De medische vooruitgang staat niet stil; er zijn veel nieuwe ontwikkelingen. Op het gebied van slaapapneu bijvoorbeeld. Jerryll Asin is longarts in het Amphia Ziekenhuis in Breda en Oosterhout. Zijn specialismen zijn slaapapneu en niet-invasieve beademing. Hij licht de ontwikkelingen toe.
Bijna iedereen overkomt het ’s nachts dat de ademhaling even stagneert. “Normaal gesproken wordt dat gecorrigeerd door de hersenen en is er niets aan de hand. Als die stagnatie langer dan tien seconden aanhoudt, spreken we van obstructieve slaapapneu. Sommige mensen worden hier meerdere keren per nacht wakker van. Dat leidt tot allerlei klachten, zoals slaperigheid, vermoeidheid, vergeetachtigheid en concentratieproblemen.”
‘Hulpmiddelen worden steeds comfortabeler’
De afgelopen jaren zijn er verschillende hulpmiddelen ontwikkeld. “Bijvoorbeeld de Night Balance, voor houdingsafhankelijke slaapapneu. Dit apparaatje meet in welke houding je ligt. Het geeft een trilsignaal, als je op je rug gaat liggen. Ook is er de MRA, een op maat gemaakte beugel die de onderkaak ten opzichte van de bovenkaak naar voren positioneert en de tong zo weghoudt van de achterwand van de keel. Het vaakst adviseer ik CPAP, een apparaat dat lucht blaast in een masker op de neus. Dankzij een overdruk in de mond-neus-keelholte blijft de luchtweg open. Een goed passend masker is essentieel. Goed nieuws is dat er steeds meer vormen en maten zijn: alles draait om comfort.”

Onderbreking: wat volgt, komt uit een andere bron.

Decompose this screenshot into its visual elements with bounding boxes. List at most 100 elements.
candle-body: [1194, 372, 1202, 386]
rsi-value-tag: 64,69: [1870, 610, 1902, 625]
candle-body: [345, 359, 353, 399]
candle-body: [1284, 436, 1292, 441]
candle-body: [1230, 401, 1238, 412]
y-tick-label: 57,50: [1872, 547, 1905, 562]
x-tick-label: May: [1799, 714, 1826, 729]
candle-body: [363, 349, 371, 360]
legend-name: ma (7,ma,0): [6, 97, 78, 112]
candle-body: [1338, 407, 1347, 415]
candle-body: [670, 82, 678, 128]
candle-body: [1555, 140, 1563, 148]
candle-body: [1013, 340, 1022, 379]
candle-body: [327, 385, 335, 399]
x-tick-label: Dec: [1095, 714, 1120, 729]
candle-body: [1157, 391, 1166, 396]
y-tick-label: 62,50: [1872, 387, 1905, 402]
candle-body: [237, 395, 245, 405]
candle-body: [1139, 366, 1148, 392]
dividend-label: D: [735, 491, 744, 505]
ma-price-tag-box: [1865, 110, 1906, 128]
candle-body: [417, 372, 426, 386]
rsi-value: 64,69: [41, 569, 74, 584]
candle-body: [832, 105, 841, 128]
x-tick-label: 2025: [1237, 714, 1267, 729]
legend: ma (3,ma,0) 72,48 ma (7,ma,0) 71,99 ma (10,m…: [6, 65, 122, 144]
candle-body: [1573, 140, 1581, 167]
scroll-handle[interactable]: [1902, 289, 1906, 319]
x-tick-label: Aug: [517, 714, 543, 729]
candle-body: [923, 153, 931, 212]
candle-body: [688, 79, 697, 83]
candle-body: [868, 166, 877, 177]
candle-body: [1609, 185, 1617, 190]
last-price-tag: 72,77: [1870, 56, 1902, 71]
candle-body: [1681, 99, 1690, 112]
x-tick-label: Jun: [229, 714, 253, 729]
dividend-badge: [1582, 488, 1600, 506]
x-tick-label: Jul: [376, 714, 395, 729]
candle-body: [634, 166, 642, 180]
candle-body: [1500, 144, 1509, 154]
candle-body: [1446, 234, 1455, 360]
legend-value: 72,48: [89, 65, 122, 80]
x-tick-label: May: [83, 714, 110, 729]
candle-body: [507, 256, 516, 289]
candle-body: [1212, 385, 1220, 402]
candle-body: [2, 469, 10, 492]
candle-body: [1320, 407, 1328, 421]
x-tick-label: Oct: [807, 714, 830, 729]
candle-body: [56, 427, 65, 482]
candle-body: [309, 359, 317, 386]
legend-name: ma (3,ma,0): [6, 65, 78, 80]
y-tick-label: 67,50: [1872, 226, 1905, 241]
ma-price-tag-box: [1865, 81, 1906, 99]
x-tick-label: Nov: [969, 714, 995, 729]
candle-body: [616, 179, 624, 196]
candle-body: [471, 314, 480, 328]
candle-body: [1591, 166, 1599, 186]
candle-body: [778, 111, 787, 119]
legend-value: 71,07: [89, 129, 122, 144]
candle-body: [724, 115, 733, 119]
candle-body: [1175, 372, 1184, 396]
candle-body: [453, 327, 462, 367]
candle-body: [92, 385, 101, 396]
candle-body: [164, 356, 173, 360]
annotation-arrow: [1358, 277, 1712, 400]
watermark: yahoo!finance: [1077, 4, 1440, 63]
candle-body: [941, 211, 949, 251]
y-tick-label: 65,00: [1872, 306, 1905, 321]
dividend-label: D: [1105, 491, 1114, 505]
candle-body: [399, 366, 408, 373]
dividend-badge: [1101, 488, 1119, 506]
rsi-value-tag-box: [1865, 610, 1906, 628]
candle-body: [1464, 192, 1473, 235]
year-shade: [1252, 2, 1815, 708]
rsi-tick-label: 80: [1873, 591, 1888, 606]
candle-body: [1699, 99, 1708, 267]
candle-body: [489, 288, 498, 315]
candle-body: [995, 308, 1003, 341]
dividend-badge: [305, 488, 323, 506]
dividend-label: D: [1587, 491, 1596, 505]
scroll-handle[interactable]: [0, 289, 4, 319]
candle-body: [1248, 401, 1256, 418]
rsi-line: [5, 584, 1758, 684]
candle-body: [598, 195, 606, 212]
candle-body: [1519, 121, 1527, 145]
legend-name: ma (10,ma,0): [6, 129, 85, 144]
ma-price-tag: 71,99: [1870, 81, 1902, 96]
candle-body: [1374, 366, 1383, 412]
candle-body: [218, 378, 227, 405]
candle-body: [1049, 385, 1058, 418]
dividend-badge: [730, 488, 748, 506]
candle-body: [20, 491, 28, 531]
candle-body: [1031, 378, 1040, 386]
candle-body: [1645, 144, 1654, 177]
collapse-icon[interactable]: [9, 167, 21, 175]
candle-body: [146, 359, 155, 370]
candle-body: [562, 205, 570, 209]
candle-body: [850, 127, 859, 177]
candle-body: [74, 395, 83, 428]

Er zijn volgens Asin verschillende oorzaken voor obstructieve slaapapneu aan te wijzen. “In mijn praktijk zie ik dat ruim tweederde van de patiënten met slaapapneu overgewicht heeft. Meer massa betekent dat het moeilijker is om de luchtweg open te houden, waardoor de luchtstroom belemmerd wordt. Datzelfde kan gebeuren bij oudere mensen, wanneer de regulatie van de spierspanning afneemt en de luchtweg zich gemakkelijker vernauwt.”
Daarmee is meteen een grote overeenkomst te zien met corona. “Ook in ons ziekenhuis lagen veel oudere mensen en mensen met overgewicht of klachten als hoge bloeddruk en suikerziekte. Deze groepen hadden de slechtste prognose.”